I agree with this. Yuri's post requires a bit of Julia experience to understand the context of it, that much of it is about drop-in combinations of packages and types that one wouldn't even attempt in many other languages. Julia allows you to do that and makes it programmatically easy, which has significant benefits. But it also requires work on the implementers' side to get right.

> But we also have very rigorous testing infrastructure and a community that cares deeply about these things and moves very fast to fix them.

Not sure how much I agree with this. If you're talking about the language itself, sure. But a lot of the libraries don't have extensive testing infrastructures, especially not the kind Julia obviously needs based on the above, with beyond-the-expected-usecase tests. Maintanence of packages varies a lot, with the median being on the slower side. There's definitely "a community that cares deeply about these things", we just need more of it.

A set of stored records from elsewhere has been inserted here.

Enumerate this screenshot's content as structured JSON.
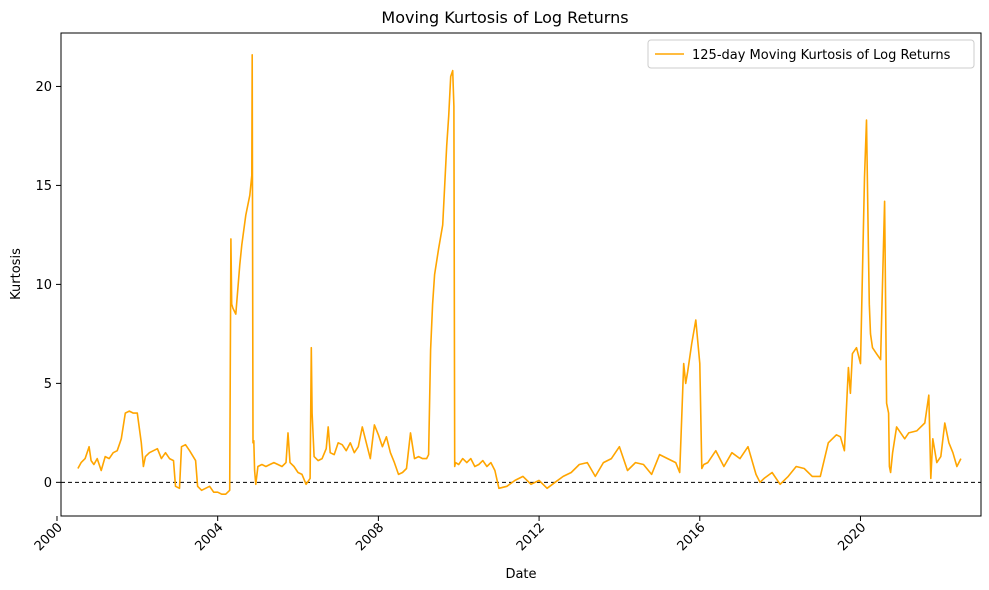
{
  "chart_data": {
    "type": "line",
    "title": "Moving Kurtosis of Log Returns",
    "xlabel": "Date",
    "ylabel": "Kurtosis",
    "xlim": [
      2000.1,
      2023.0
    ],
    "ylim": [
      -1.7,
      22.7
    ],
    "x_ticks": [
      2000,
      2004,
      2008,
      2012,
      2016,
      2020
    ],
    "x_tick_labels": [
      "2000",
      "2004",
      "2008",
      "2012",
      "2016",
      "2020"
    ],
    "y_ticks": [
      0,
      5,
      10,
      15,
      20
    ],
    "y_tick_labels": [
      "0",
      "5",
      "10",
      "15",
      "20"
    ],
    "grid": false,
    "legend_position": "top-right",
    "reference_line": {
      "y": 0,
      "style": "dashed",
      "color": "#000000"
    },
    "series": [
      {
        "name": "125-day Moving Kurtosis of Log Returns",
        "color": "#FFA500",
        "x": [
          2000.52,
          2000.6,
          2000.7,
          2000.8,
          2000.85,
          2000.92,
          2001.0,
          2001.1,
          2001.2,
          2001.3,
          2001.4,
          2001.5,
          2001.55,
          2001.6,
          2001.7,
          2001.8,
          2001.9,
          2002.0,
          2002.1,
          2002.15,
          2002.2,
          2002.3,
          2002.4,
          2002.5,
          2002.6,
          2002.7,
          2002.8,
          2002.9,
          2002.95,
          2003.05,
          2003.1,
          2003.2,
          2003.3,
          2003.45,
          2003.5,
          2003.6,
          2003.8,
          2003.9,
          2004.0,
          2004.1,
          2004.2,
          2004.3,
          2004.33,
          2004.35,
          2004.38,
          2004.45,
          2004.55,
          2004.6,
          2004.7,
          2004.8,
          2004.85,
          2004.86,
          2004.88,
          2004.9,
          2004.92,
          2004.95,
          2005.0,
          2005.1,
          2005.2,
          2005.3,
          2005.4,
          2005.5,
          2005.6,
          2005.7,
          2005.75,
          2005.8,
          2005.9,
          2006.0,
          2006.1,
          2006.2,
          2006.3,
          2006.33,
          2006.35,
          2006.4,
          2006.5,
          2006.6,
          2006.7,
          2006.75,
          2006.8,
          2006.9,
          2007.0,
          2007.1,
          2007.2,
          2007.3,
          2007.4,
          2007.5,
          2007.6,
          2007.7,
          2007.8,
          2007.9,
          2008.0,
          2008.1,
          2008.2,
          2008.3,
          2008.4,
          2008.5,
          2008.6,
          2008.7,
          2008.8,
          2008.9,
          2009.0,
          2009.1,
          2009.2,
          2009.25,
          2009.3,
          2009.35,
          2009.4,
          2009.5,
          2009.6,
          2009.7,
          2009.75,
          2009.8,
          2009.85,
          2009.88,
          2009.9,
          2009.92,
          2010.0,
          2010.1,
          2010.2,
          2010.3,
          2010.4,
          2010.5,
          2010.6,
          2010.7,
          2010.8,
          2010.9,
          2011.0,
          2011.2,
          2011.4,
          2011.6,
          2011.8,
          2012.0,
          2012.2,
          2012.4,
          2012.6,
          2012.8,
          2013.0,
          2013.2,
          2013.4,
          2013.6,
          2013.8,
          2014.0,
          2014.2,
          2014.4,
          2014.6,
          2014.8,
          2015.0,
          2015.2,
          2015.4,
          2015.5,
          2015.6,
          2015.65,
          2015.7,
          2015.8,
          2015.9,
          2016.0,
          2016.05,
          2016.1,
          2016.2,
          2016.4,
          2016.6,
          2016.8,
          2017.0,
          2017.2,
          2017.4,
          2017.5,
          2017.6,
          2017.8,
          2018.0,
          2018.2,
          2018.4,
          2018.6,
          2018.8,
          2019.0,
          2019.2,
          2019.4,
          2019.5,
          2019.6,
          2019.7,
          2019.75,
          2019.8,
          2019.9,
          2020.0,
          2020.1,
          2020.15,
          2020.2,
          2020.22,
          2020.25,
          2020.3,
          2020.4,
          2020.5,
          2020.6,
          2020.65,
          2020.7,
          2020.72,
          2020.75,
          2020.8,
          2020.9,
          2021.0,
          2021.1,
          2021.2,
          2021.4,
          2021.6,
          2021.7,
          2021.75,
          2021.8,
          2021.9,
          2022.0,
          2022.1,
          2022.2,
          2022.3,
          2022.4,
          2022.5
        ],
        "y": [
          0.7,
          1.0,
          1.2,
          1.8,
          1.1,
          0.9,
          1.2,
          0.6,
          1.3,
          1.2,
          1.5,
          1.6,
          1.9,
          2.2,
          3.5,
          3.6,
          3.5,
          3.5,
          2.0,
          0.8,
          1.3,
          1.5,
          1.6,
          1.7,
          1.2,
          1.5,
          1.2,
          1.1,
          -0.2,
          -0.3,
          1.8,
          1.9,
          1.6,
          1.1,
          -0.2,
          -0.4,
          -0.2,
          -0.5,
          -0.5,
          -0.6,
          -0.6,
          -0.4,
          12.3,
          9.0,
          8.8,
          8.5,
          11.0,
          12.0,
          13.5,
          14.5,
          15.5,
          21.6,
          2.0,
          2.1,
          0.6,
          -0.1,
          0.8,
          0.9,
          0.8,
          0.9,
          1.0,
          0.9,
          0.8,
          1.0,
          2.5,
          1.0,
          0.8,
          0.5,
          0.4,
          -0.1,
          0.2,
          6.8,
          3.5,
          1.3,
          1.1,
          1.2,
          1.7,
          2.8,
          1.5,
          1.4,
          2.0,
          1.9,
          1.6,
          2.0,
          1.5,
          1.8,
          2.8,
          2.0,
          1.2,
          2.9,
          2.4,
          1.8,
          2.3,
          1.5,
          1.0,
          0.4,
          0.5,
          0.7,
          2.5,
          1.2,
          1.3,
          1.2,
          1.2,
          1.4,
          6.7,
          9.0,
          10.5,
          11.8,
          13.0,
          17.0,
          18.5,
          20.5,
          20.8,
          19.0,
          0.8,
          1.0,
          0.9,
          1.2,
          1.0,
          1.2,
          0.8,
          0.9,
          1.1,
          0.8,
          1.0,
          0.6,
          -0.3,
          -0.2,
          0.1,
          0.3,
          -0.1,
          0.1,
          -0.3,
          0.0,
          0.3,
          0.5,
          0.9,
          1.0,
          0.3,
          1.0,
          1.2,
          1.8,
          0.6,
          1.0,
          0.9,
          0.4,
          1.4,
          1.2,
          1.0,
          0.5,
          6.0,
          5.0,
          5.6,
          7.0,
          8.2,
          6.0,
          0.7,
          0.9,
          1.0,
          1.6,
          0.8,
          1.5,
          1.2,
          1.8,
          0.4,
          0.0,
          0.2,
          0.5,
          -0.1,
          0.3,
          0.8,
          0.7,
          0.3,
          0.3,
          2.0,
          2.4,
          2.3,
          1.6,
          5.8,
          4.5,
          6.5,
          6.8,
          6.0,
          15.4,
          18.3,
          11.5,
          9.0,
          7.5,
          6.8,
          6.5,
          6.2,
          14.2,
          4.0,
          3.5,
          0.8,
          0.5,
          1.5,
          2.8,
          2.5,
          2.2,
          2.5,
          2.6,
          3.0,
          4.4,
          0.2,
          2.2,
          1.0,
          1.3,
          3.0,
          2.0,
          1.5,
          0.8,
          1.2
        ]
      }
    ]
  }
}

In Julia's defense, its ecosystem is nascent and it's not designed with a focus on guarding undefined behavior. So far the community has been really good at cataloging & fixing interop issues between packages. As time goes on I'm sure it will get better.


There's nothing in Common Lisp that would've prevented similar errors if its package library had been as big as Julia's. CLOS has even fewer guardrails than Julia's object system.


I don't use CL either, I was just warning others about Julia's correctness bugs and maintainers' attitudes towards them.